Política y más política. ¿Qué otro recurso me queda? Verdad es que de política no entiendo una palabra. Pero ¿en qué niñerías me paro? ¡Si seré yo el primero que escriba política sin saberla! Manos a la obra; junto palabras y digo: «conferencias, protocolos, derechos, representación, monarquía, legitimidad, notas, usurpación, cámaras, cortes, centralizar, naciones, felicidad, paz, ilusos, incautos, seducción, tranquilidad, guerra, beligerantes, armisticio, contraproyecto, adhesión, borrascas políticas, fuerzas, unidad, gobernantes, máximas, sistemas, desquiciadores, revolución, orden, centros, izquierda, modificación, bill, reforma», etc., etc., etc. Ya hice mi artículo, pero ¡oh cielos! El editor me llama.
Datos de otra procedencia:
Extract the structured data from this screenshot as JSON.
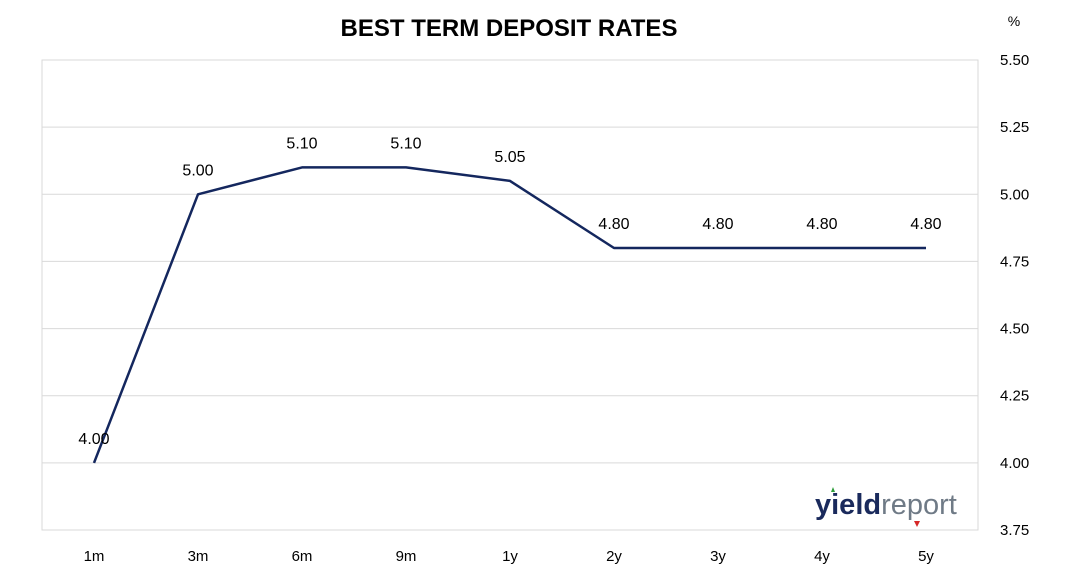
{
  "chart_data": {
    "type": "line",
    "title": "BEST TERM DEPOSIT RATES",
    "y_unit": "%",
    "categories": [
      "1m",
      "3m",
      "6m",
      "9m",
      "1y",
      "2y",
      "3y",
      "4y",
      "5y"
    ],
    "values": [
      4.0,
      5.0,
      5.1,
      5.1,
      5.05,
      4.8,
      4.8,
      4.8,
      4.8
    ],
    "data_labels": [
      "4.00",
      "5.00",
      "5.10",
      "5.10",
      "5.05",
      "4.80",
      "4.80",
      "4.80",
      "4.80"
    ],
    "ylim": [
      3.75,
      5.5
    ],
    "yticks": [
      "3.75",
      "4.00",
      "4.25",
      "4.50",
      "4.75",
      "5.00",
      "5.25",
      "5.50"
    ],
    "y_axis_position": "right",
    "grid": true,
    "legend": "none",
    "colors": {
      "line": "#14275e",
      "grid": "#d9d9d9",
      "border": "#d9d9d9"
    }
  },
  "logo": {
    "part1": "yield",
    "part2": "report",
    "colors": {
      "part1": "#1a2a5c",
      "part2": "#6f7a86",
      "up_arrow": "#2e9e3a",
      "down_arrow": "#d62828"
    }
  }
}
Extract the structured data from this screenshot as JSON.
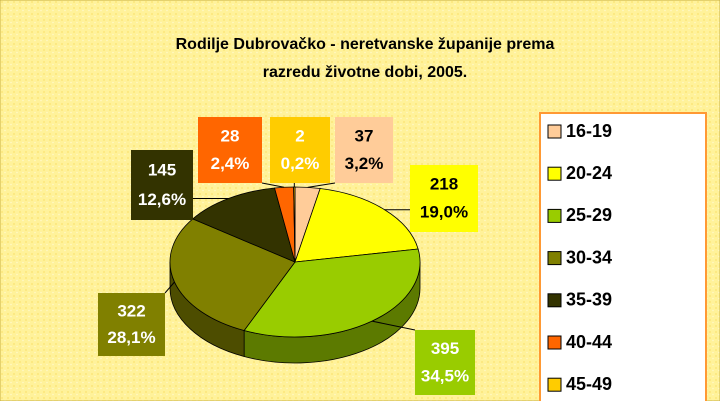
{
  "chart_data": {
    "type": "pie3d",
    "title": [
      "Rodilje Dubrovačko - neretvanske županije prema",
      "razredu životne dobi, 2005."
    ],
    "categories": [
      "16-19",
      "20-24",
      "25-29",
      "30-34",
      "35-39",
      "40-44",
      "45-49"
    ],
    "values": [
      37,
      218,
      395,
      322,
      145,
      28,
      2
    ],
    "shares": [
      3.2,
      19.0,
      34.5,
      28.1,
      12.6,
      2.4,
      0.2
    ],
    "share_labels": [
      "3,2%",
      "19,0%",
      "34,5%",
      "28,1%",
      "12,6%",
      "2,4%",
      "0,2%"
    ],
    "colors": [
      "#ffcc99",
      "#ffff00",
      "#99cc00",
      "#808000",
      "#333300",
      "#ff6600",
      "#ffcc00"
    ],
    "legend": "right"
  }
}
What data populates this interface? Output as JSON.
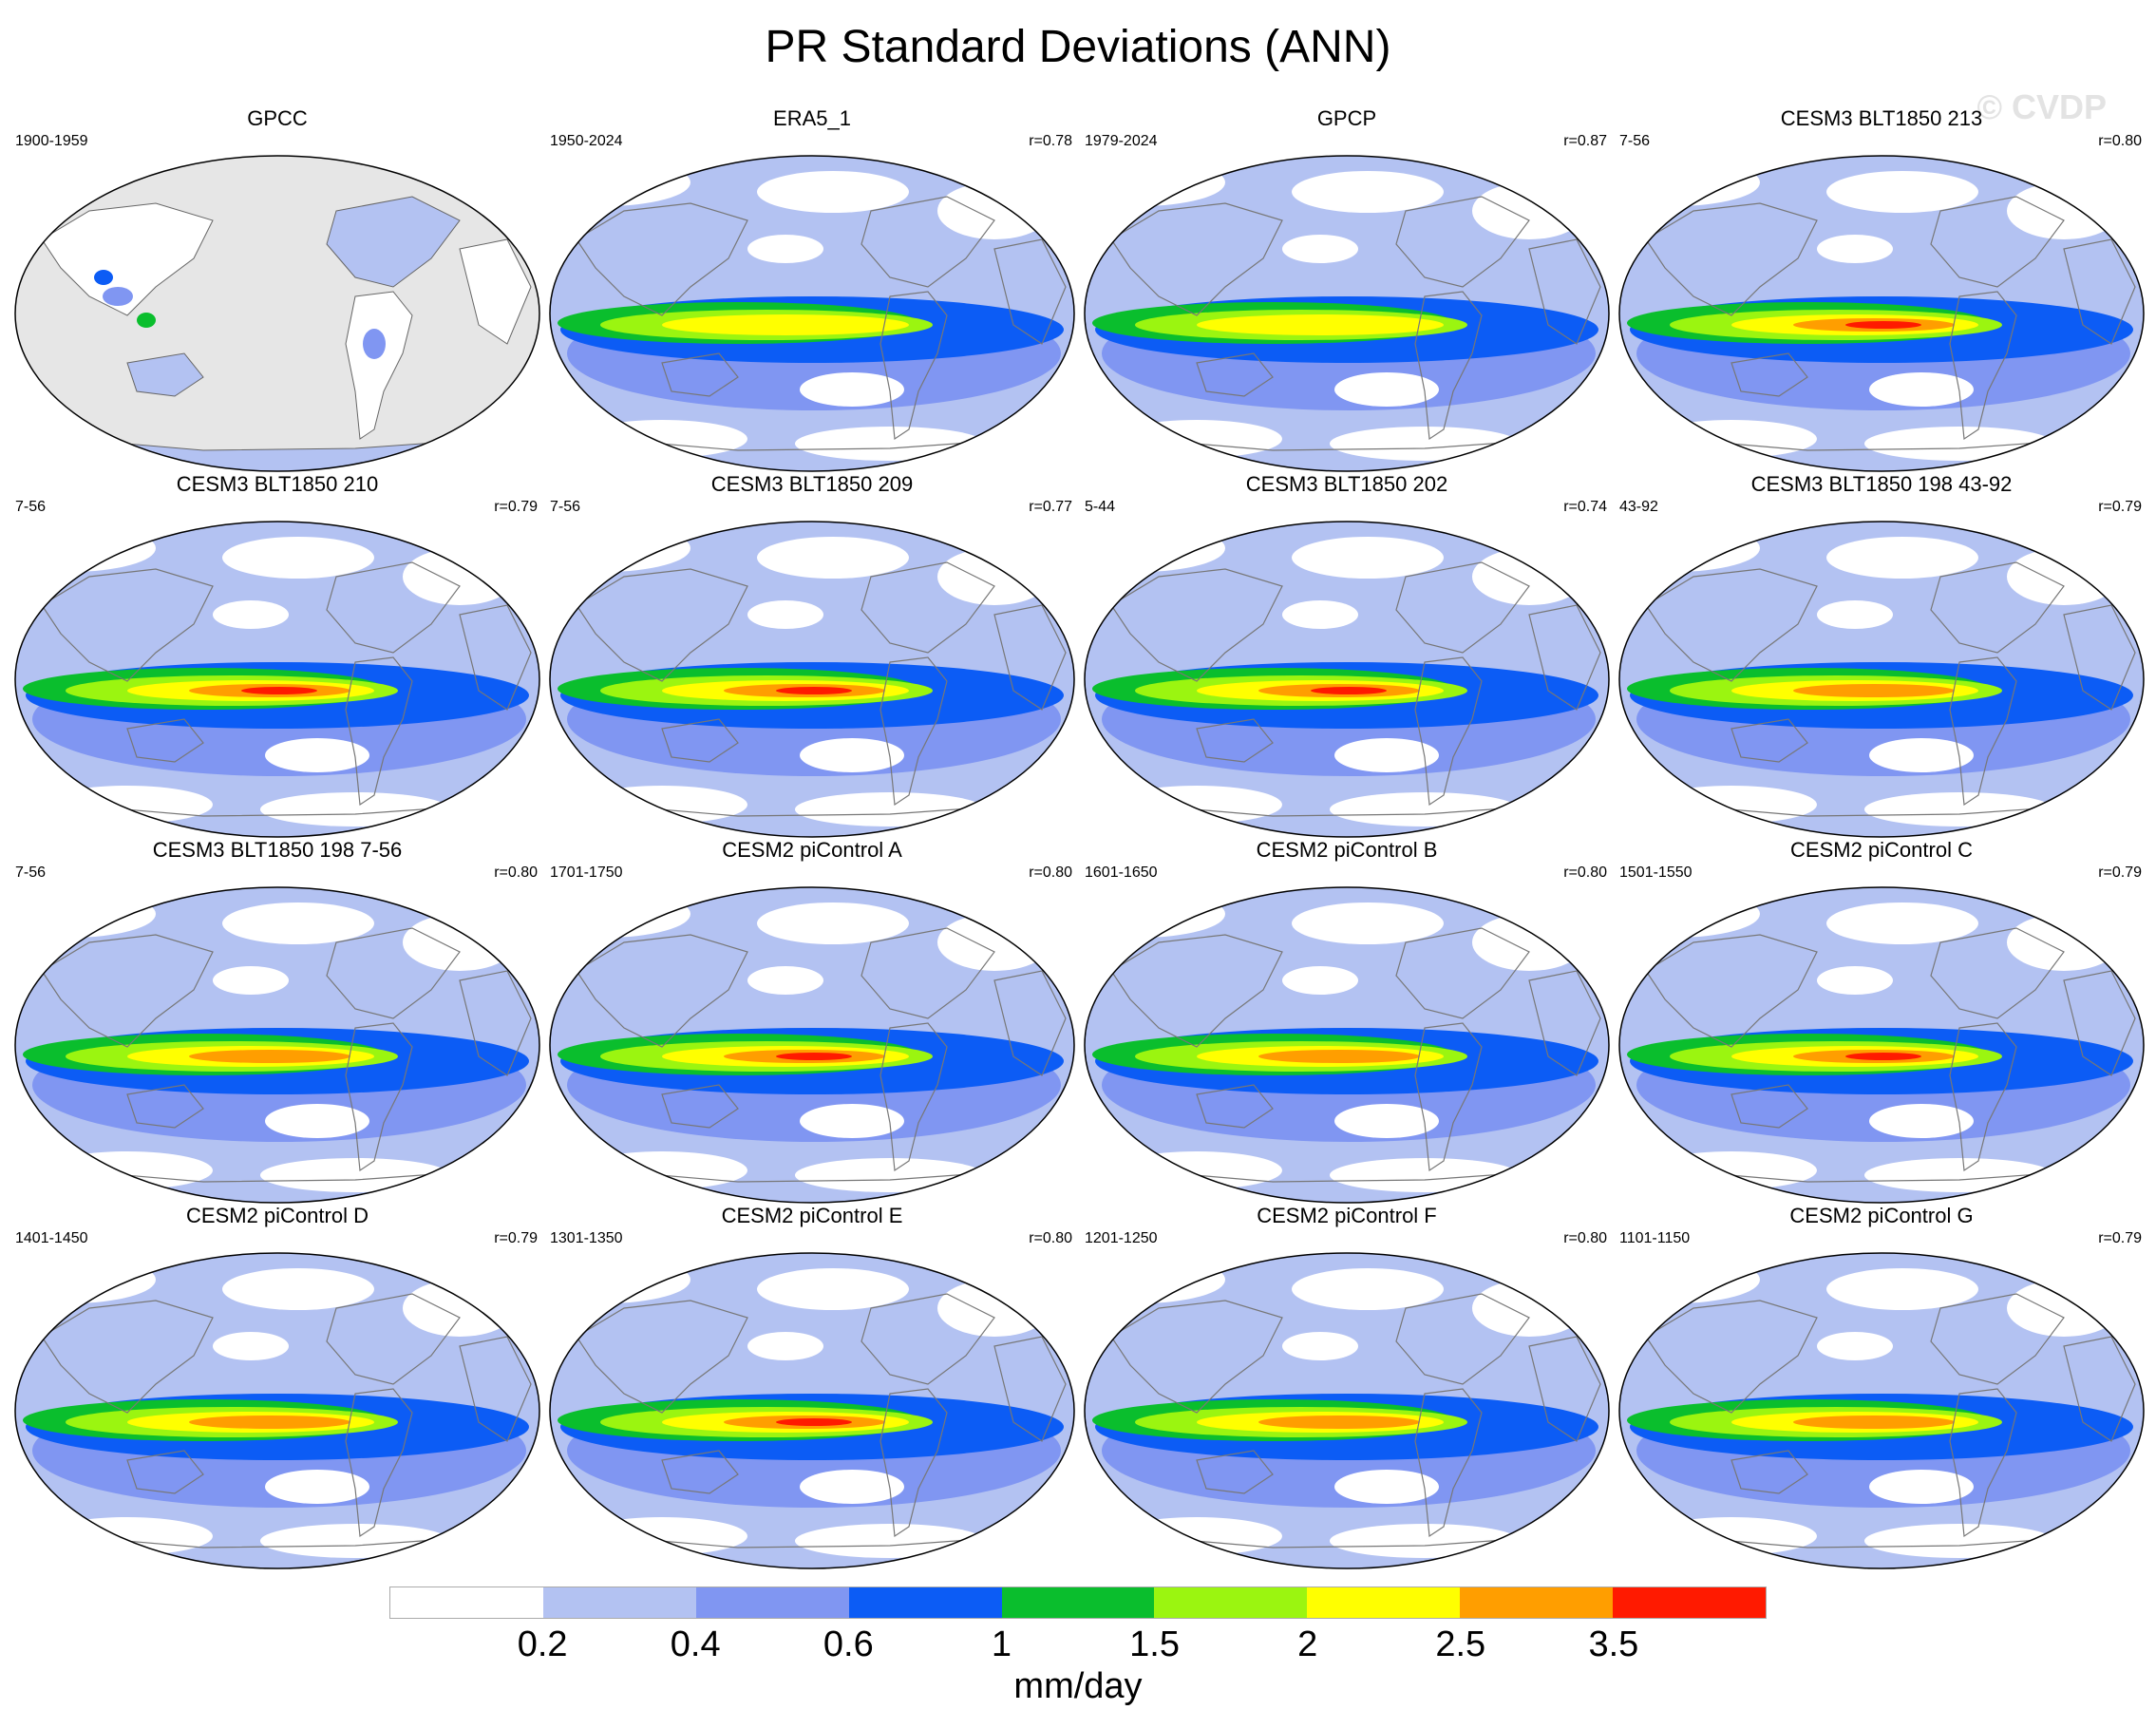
{
  "figure": {
    "title": "PR Standard Deviations (ANN)",
    "watermark": "© CVDP",
    "units": "mm/day"
  },
  "colorbar": {
    "colors": [
      "#ffffff",
      "#b3c2f2",
      "#8096f2",
      "#0c5cf5",
      "#0abe2d",
      "#9bf510",
      "#ffff00",
      "#ff9e00",
      "#ff1a00"
    ],
    "labels": [
      "0.2",
      "0.4",
      "0.6",
      "1",
      "1.5",
      "2",
      "2.5",
      "3.5"
    ]
  },
  "panels": [
    {
      "name": "GPCC",
      "period": "1900-1959",
      "r": "",
      "land_only": true,
      "peak": 0
    },
    {
      "name": "ERA5_1",
      "period": "1950-2024",
      "r": "r=0.78",
      "land_only": false,
      "peak": 2
    },
    {
      "name": "GPCP",
      "period": "1979-2024",
      "r": "r=0.87",
      "land_only": false,
      "peak": 2
    },
    {
      "name": "CESM3 BLT1850 213",
      "period": "7-56",
      "r": "r=0.80",
      "land_only": false,
      "peak": 4
    },
    {
      "name": "CESM3 BLT1850 210",
      "period": "7-56",
      "r": "r=0.79",
      "land_only": false,
      "peak": 4
    },
    {
      "name": "CESM3 BLT1850 209",
      "period": "7-56",
      "r": "r=0.77",
      "land_only": false,
      "peak": 4
    },
    {
      "name": "CESM3 BLT1850 202",
      "period": "5-44",
      "r": "r=0.74",
      "land_only": false,
      "peak": 4
    },
    {
      "name": "CESM3 BLT1850 198 43-92",
      "period": "43-92",
      "r": "r=0.79",
      "land_only": false,
      "peak": 3
    },
    {
      "name": "CESM3 BLT1850 198 7-56",
      "period": "7-56",
      "r": "r=0.80",
      "land_only": false,
      "peak": 3
    },
    {
      "name": "CESM2 piControl A",
      "period": "1701-1750",
      "r": "r=0.80",
      "land_only": false,
      "peak": 4
    },
    {
      "name": "CESM2 piControl B",
      "period": "1601-1650",
      "r": "r=0.80",
      "land_only": false,
      "peak": 3
    },
    {
      "name": "CESM2 piControl C",
      "period": "1501-1550",
      "r": "r=0.79",
      "land_only": false,
      "peak": 4
    },
    {
      "name": "CESM2 piControl D",
      "period": "1401-1450",
      "r": "r=0.79",
      "land_only": false,
      "peak": 3
    },
    {
      "name": "CESM2 piControl E",
      "period": "1301-1350",
      "r": "r=0.80",
      "land_only": false,
      "peak": 4
    },
    {
      "name": "CESM2 piControl F",
      "period": "1201-1250",
      "r": "r=0.80",
      "land_only": false,
      "peak": 3
    },
    {
      "name": "CESM2 piControl G",
      "period": "1101-1150",
      "r": "r=0.79",
      "land_only": false,
      "peak": 3
    }
  ]
}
-Señor Fígaro, usted trata de comprometerme con las ideas que propala en ese artículo...

-¿Yo propalo ideas, señor editor? Crea usted que es sin saberlo. ¿Conque tanta malicia tiene...?

-Si usted no tiene pulso...

-Perdone usted; yo no creí que mi sistema político era tan... yo lo hice jugando...

-Pues si nos para perjuicio usted será el responsable...

-¿Yo, señor editor? ¡Oh qué placer el de ser redactor!

¡Oh, si esto fuese todo, y si sólo fuera uno responsable, pobre Fígaro, de lo que escribe! Pero ¡ah!, tocamos a otro inconveniente; supongo yo que ni apareció el autor necio, ni el actor ofendido, ni disgustó el artículo sino que todo fue dicha en él. ¿Quién me responde de que algún maldito yerro de imprenta no me hará decir disparate sobre disparate? ¿Quién me dice que no se pondrá «Camellos» donde yo puse «Comellas», «torner», donde escribí yo «Forner», «ritómico» donde «rítmico», y otros de la misma familia? ¿Será preciso imprimir yo mismo mis artículos? ¡Oh qué placer el de ser redactor! ¡Santo cielo! ¿Y yo deseaba ser periodista? Confieso como hombre débil, lector mío, que nunca supe lo que quise; juzga tú por el largo cuento de mis infortunios periodísticos, que mucho procuré abreviarte, si puedo y debo con sobrada razón exclamar ahora que ya lo soy: ¡Oh qué placer el de ser redactor!...

Revista Española, n.º 39, 19 de marzo de 1833. Firmado: Fígaro.






[Nota editorial: Otras eds.: Fígaro. Colección de artículos dramáticos, literarios, políticos y de costumbres, ed. Alejandro Pérez Vidal, Barcelona, Crítica, 2000, pp. 66-70; Artículos, ed. Carlos Seco Serrano, Barcelona, Planeta, 1981, pp. 368-372. Obras completas de D. Mariano José de Larra (Fígaro), ed. Montaner y Simon, Barcelona, 1886, pp. 266-268.]